On a day when the schedule was curtailed by more than four hours because of rain, the 20-year-old Tomic found himself at the centre of attention.
After retiring from his first round match against Victor Hanescu with a muscle tear, the world number 61 launched a passionate defence of his father and coach John Tomic who is facing criminal charges in Spain after being accused of assaulting his son's training partner.
“My dad is in Paris, he's still my dad and he will remain my coach. I love him a lot,” said Tomic, who dropped the first two sets against Hanescu before quitting in the third to hand a 7-5, 7-6 (10/8), 2-1 win to his Romanian opponent.
John Tomic was banned from attending the tournament after he was accused of attacking Thomas Drouet, in Madrid on May 4.
Drouet was left with a broken nose after a brawl outside the hotel where players in the Madrid Masters were staying.
Meanwhile, highly-rated Bulgarian Grigor Dimitrov, dubbed 'Baby Federer' because of his similar style to the 17-time Grand Slam winner, went through when Colombian opponent Alejandro Falla retired with the Bulgarian 26th seed 6-4, 1-0 to the good.
The 22-year-old Dimitrov, the boyfriend of Maria Sharapova, could face world number one Novak Djokovic in the third round.
“These are the kind of matches I'd always want to play in. I feel good on the big courts and playing against good players,” said the Bulgarian, who beat Djokovic in Rome and pushed Rafael Nadal to three sets in the Monte Carlo Masters quarter-finals.
Dimitrov will attempt to reach the third round of a Grand Slam for the first time when he faces French wildcard Lucas Pouille, the world number 324.
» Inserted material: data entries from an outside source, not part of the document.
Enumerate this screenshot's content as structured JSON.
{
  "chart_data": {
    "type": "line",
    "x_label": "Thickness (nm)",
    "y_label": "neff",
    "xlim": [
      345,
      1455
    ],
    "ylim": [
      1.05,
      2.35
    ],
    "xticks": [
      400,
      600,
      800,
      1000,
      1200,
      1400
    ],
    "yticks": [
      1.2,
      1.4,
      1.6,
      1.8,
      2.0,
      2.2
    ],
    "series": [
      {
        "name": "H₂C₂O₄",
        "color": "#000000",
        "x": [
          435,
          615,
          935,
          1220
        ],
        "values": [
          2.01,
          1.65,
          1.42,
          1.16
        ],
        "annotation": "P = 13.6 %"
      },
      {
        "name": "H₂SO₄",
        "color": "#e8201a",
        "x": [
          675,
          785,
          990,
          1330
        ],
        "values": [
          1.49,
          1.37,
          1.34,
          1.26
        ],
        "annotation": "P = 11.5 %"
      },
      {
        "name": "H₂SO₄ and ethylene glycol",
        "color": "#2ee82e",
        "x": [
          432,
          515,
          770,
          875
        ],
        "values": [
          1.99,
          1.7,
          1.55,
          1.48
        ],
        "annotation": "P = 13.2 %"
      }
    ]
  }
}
World number 83 Kimiko Date-Krumm, who played her first Roland Garros in 1989, three years before Dimitrov was born, probably wished it had kept on raining on Tuesday.
The 42-year-old Japanese lost 6-0, 6-2 to Australian ninth seed Samantha Stosur, the 2010 runner-up and former US Open winner.
Date-Krumm became the third oldest player to compete in women's singles in the tournament, Martina Navratilova holding the record at 47 and 232 days from her 2004 showing.
Fully 57 players in this year's women's singles draw were not even born when Date-Krumm made her Roland Garros debut.
“Stosur is so strong and she's a specialist on clay,” said Date-Krumm.
“Today she didn't make mistakes because I couldn't put her under pressure.” Djokovic begins his campaign later Tuesday against Belgian opponent David Goffin.
Top seed Djokovic, the runner-up to Nadal last year, has already defended his Australian Open in 2013 and halted Nadal's attempt to win a ninth successive Monte Carlo Masters last month.
The Serb needs a French Open title to complete a career Grand Slam.
Elsewhere, in the rain-hit programme, French women's number one Marion Bartoli, the 13th seed, needed three hours and five match points to beat Olga Govortsova of Belarus, 7-6 (10/8), 4-6, 7-5.
Bartoli, a semi-finalist in 2011, also saved two match points. She goes on to face Colombia's Mariana Duque-Marino.
Three-time semi-finalist Jelena Jankovic, the 18th seeded Serb, beat Slovak veteran Daniela Hantuchova 6-4, 7-6 (9/7) and next plays Spain's Garbine Muguruza.